Trask, a redshirt junior quarterback, was sporting a compression sleeve and a knee brace hidden behind the lectern at which he stood. A place that he would not have seen any time at if it weren’t for a season-ending ankle injury quarterback Feleipe Franks suffered against Kentucky.
Since then, Trask has assumed Franks’ spot on the podium and under center, which brings us to that cliche he represents.
Next man up.
Coaches and players alike utter the three-word phrase in response to questions about injured (or in other cases, suspended) teammates. While it can largely be discounted as “just an expression” or coachspeak, Trask was the next man up for Franks, and he has delivered.
Since he became QB1, the redshirt junior has led a comeback on the road, thrown for over 800 yards on better than a 70 percent completion rate and is 3-0 as the starter. His most recent feat was taking down a top-10 team in Auburn that, at the time, had the best resume in college football.

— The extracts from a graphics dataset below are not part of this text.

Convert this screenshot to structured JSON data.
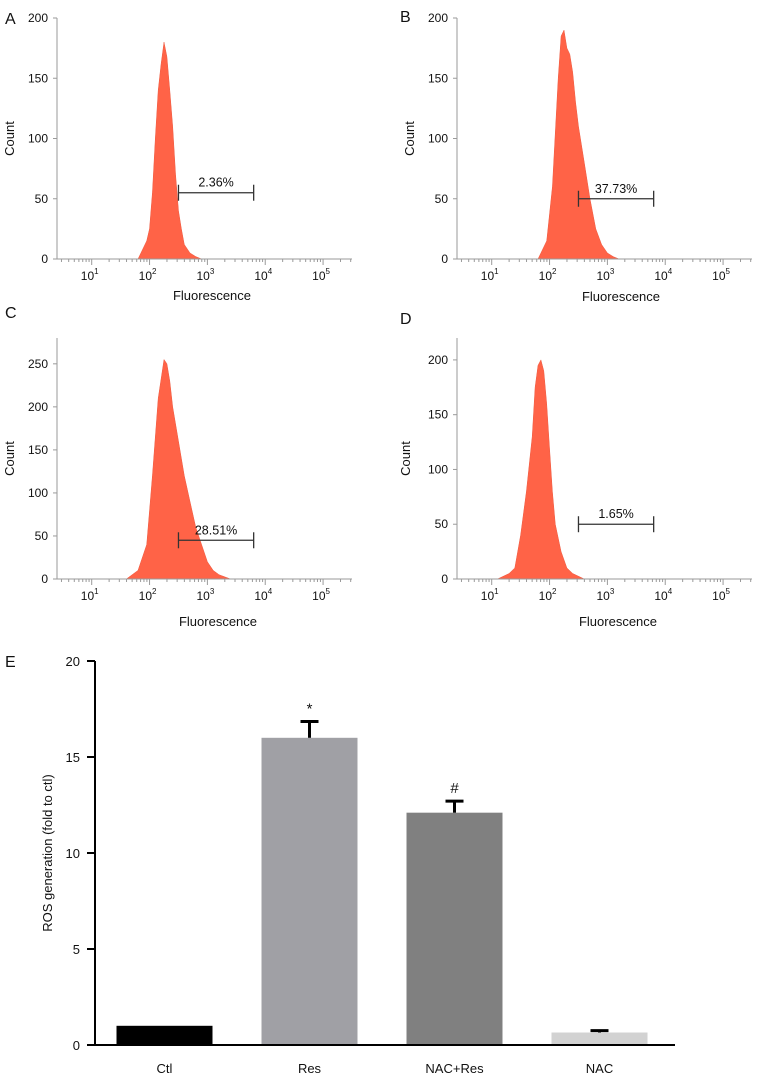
{
  "chart_data": [
    {
      "type": "area",
      "panel_label": "A",
      "xlabel": "Fluorescence",
      "ylabel": "Count",
      "x_scale": "log",
      "xlim_log10": [
        0.4,
        5.5
      ],
      "x_tick_labels": [
        "10",
        "10",
        "10",
        "10",
        "10"
      ],
      "x_tick_exponents": [
        "1",
        "2",
        "3",
        "4",
        "5"
      ],
      "ylim": [
        0,
        200
      ],
      "y_ticks": [
        0,
        50,
        100,
        150,
        200
      ],
      "gate": {
        "label": "2.36%",
        "from_log10": 2.5,
        "to_log10": 3.8,
        "y": 55
      },
      "series": [
        {
          "name": "histogram",
          "x_log10": [
            1.8,
            1.95,
            2.0,
            2.05,
            2.1,
            2.15,
            2.2,
            2.25,
            2.3,
            2.35,
            2.4,
            2.45,
            2.5,
            2.55,
            2.6,
            2.7,
            2.8,
            2.9
          ],
          "y": [
            0,
            15,
            25,
            55,
            100,
            140,
            162,
            180,
            168,
            140,
            110,
            70,
            40,
            25,
            12,
            5,
            2,
            0
          ]
        }
      ]
    },
    {
      "type": "area",
      "panel_label": "B",
      "xlabel": "Fluorescence",
      "ylabel": "Count",
      "x_scale": "log",
      "xlim_log10": [
        0.4,
        5.5
      ],
      "x_tick_labels": [
        "10",
        "10",
        "10",
        "10",
        "10"
      ],
      "x_tick_exponents": [
        "1",
        "2",
        "3",
        "4",
        "5"
      ],
      "ylim": [
        0,
        200
      ],
      "y_ticks": [
        0,
        50,
        100,
        150,
        200
      ],
      "gate": {
        "label": "37.73%",
        "from_log10": 2.5,
        "to_log10": 3.8,
        "y": 50
      },
      "series": [
        {
          "name": "histogram",
          "x_log10": [
            1.8,
            1.95,
            2.05,
            2.15,
            2.2,
            2.25,
            2.3,
            2.35,
            2.4,
            2.45,
            2.5,
            2.6,
            2.7,
            2.8,
            2.9,
            3.0,
            3.1,
            3.2
          ],
          "y": [
            0,
            15,
            60,
            150,
            185,
            190,
            175,
            170,
            155,
            130,
            110,
            80,
            50,
            25,
            12,
            5,
            2,
            0
          ]
        }
      ]
    },
    {
      "type": "area",
      "panel_label": "C",
      "xlabel": "Fluorescence",
      "ylabel": "Count",
      "x_scale": "log",
      "xlim_log10": [
        0.4,
        5.5
      ],
      "x_tick_labels": [
        "10",
        "10",
        "10",
        "10",
        "10"
      ],
      "x_tick_exponents": [
        "1",
        "2",
        "3",
        "4",
        "5"
      ],
      "ylim": [
        0,
        280
      ],
      "y_ticks": [
        0,
        50,
        100,
        150,
        200,
        250
      ],
      "gate": {
        "label": "28.51%",
        "from_log10": 2.5,
        "to_log10": 3.8,
        "y": 45
      },
      "series": [
        {
          "name": "histogram",
          "x_log10": [
            1.6,
            1.8,
            1.95,
            2.05,
            2.15,
            2.25,
            2.3,
            2.35,
            2.4,
            2.5,
            2.6,
            2.7,
            2.8,
            2.9,
            3.0,
            3.1,
            3.2,
            3.4
          ],
          "y": [
            0,
            10,
            40,
            120,
            210,
            255,
            250,
            230,
            200,
            160,
            120,
            90,
            60,
            40,
            20,
            10,
            5,
            0
          ]
        }
      ]
    },
    {
      "type": "area",
      "panel_label": "D",
      "xlabel": "Fluorescence",
      "ylabel": "Count",
      "x_scale": "log",
      "xlim_log10": [
        0.4,
        5.5
      ],
      "x_tick_labels": [
        "10",
        "10",
        "10",
        "10",
        "10"
      ],
      "x_tick_exponents": [
        "1",
        "2",
        "3",
        "4",
        "5"
      ],
      "ylim": [
        0,
        220
      ],
      "y_ticks": [
        0,
        50,
        100,
        150,
        200
      ],
      "gate": {
        "label": "1.65%",
        "from_log10": 2.5,
        "to_log10": 3.8,
        "y": 50
      },
      "series": [
        {
          "name": "histogram",
          "x_log10": [
            1.1,
            1.3,
            1.4,
            1.5,
            1.6,
            1.7,
            1.75,
            1.8,
            1.85,
            1.9,
            1.95,
            2.0,
            2.05,
            2.1,
            2.2,
            2.3,
            2.4,
            2.6
          ],
          "y": [
            0,
            5,
            10,
            40,
            80,
            130,
            175,
            195,
            200,
            190,
            160,
            120,
            80,
            50,
            25,
            10,
            5,
            0
          ]
        }
      ]
    },
    {
      "type": "bar",
      "panel_label": "E",
      "title": "",
      "xlabel": "",
      "ylabel": "ROS generation (fold to ctl)",
      "categories": [
        "Ctl",
        "Res",
        "NAC+Res",
        "NAC"
      ],
      "values": [
        1.0,
        16.0,
        12.1,
        0.65
      ],
      "errors": [
        0,
        0.85,
        0.6,
        0.1
      ],
      "colors": [
        "#000000",
        "#a0a0a5",
        "#808080",
        "#d2d2d2"
      ],
      "annotations": [
        "",
        "*",
        "#",
        ""
      ],
      "ylim": [
        0,
        20
      ],
      "y_ticks": [
        0,
        5,
        10,
        15,
        20
      ]
    }
  ]
}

Trask is the most prominent display of this cliche on the team, but he’s not the only one. The next, next man up showed up in a big way on Saturday. When Trask left the game with a knee injury in the second quarter, Emory Jones stepped in seamlessly and led a scoring drive.
Jones went 5 for 7 for 28 yards, added 13 yards on the ground and set the Gators up for an Evan McPherson 41-yard field goal.
This scoring drive forced Auburn to score a touchdown, not kick a field goal, to take the lead (they ultimately did neither and were shutout for the remainder of the game). But it was not only strategic; it was a moral victory, too.
The crowd of more than 90,000 had no clue if the quarterback curse had descended upon Gainesville and taken a second signal caller from their team. But in that moment, Jones showed that he too could be plugged into the machine and execute.
Florida has had three different leading rushers in six games and four different leading receivers. Running backs Lamical Perine, Dameon Pierce and even wide receiver Josh Hammond have all led UF’s rushing attack in separate games. On the other hand, receivers Hammond, Van Jefferson, Tyrie Cleveland and Freddie Swain have all led the team in receiving.
The Auburn game was the first time in 2019 a Florida receiver surpassed 100 yards, and not for lack of talent. A deep, unselfish receiver room can be credited for that.
The next guy on the depth chart can always step in and make a catch, or run for a first down or quarterback a top-10 program.
I guess that’s part of that Gator standard coach Dan Mullen preaches
Trask, despite the brace, will be a go for Florida’s second straight top-10 bout against LSU this weekend. But were he not, the next man up would surely be there to take his place.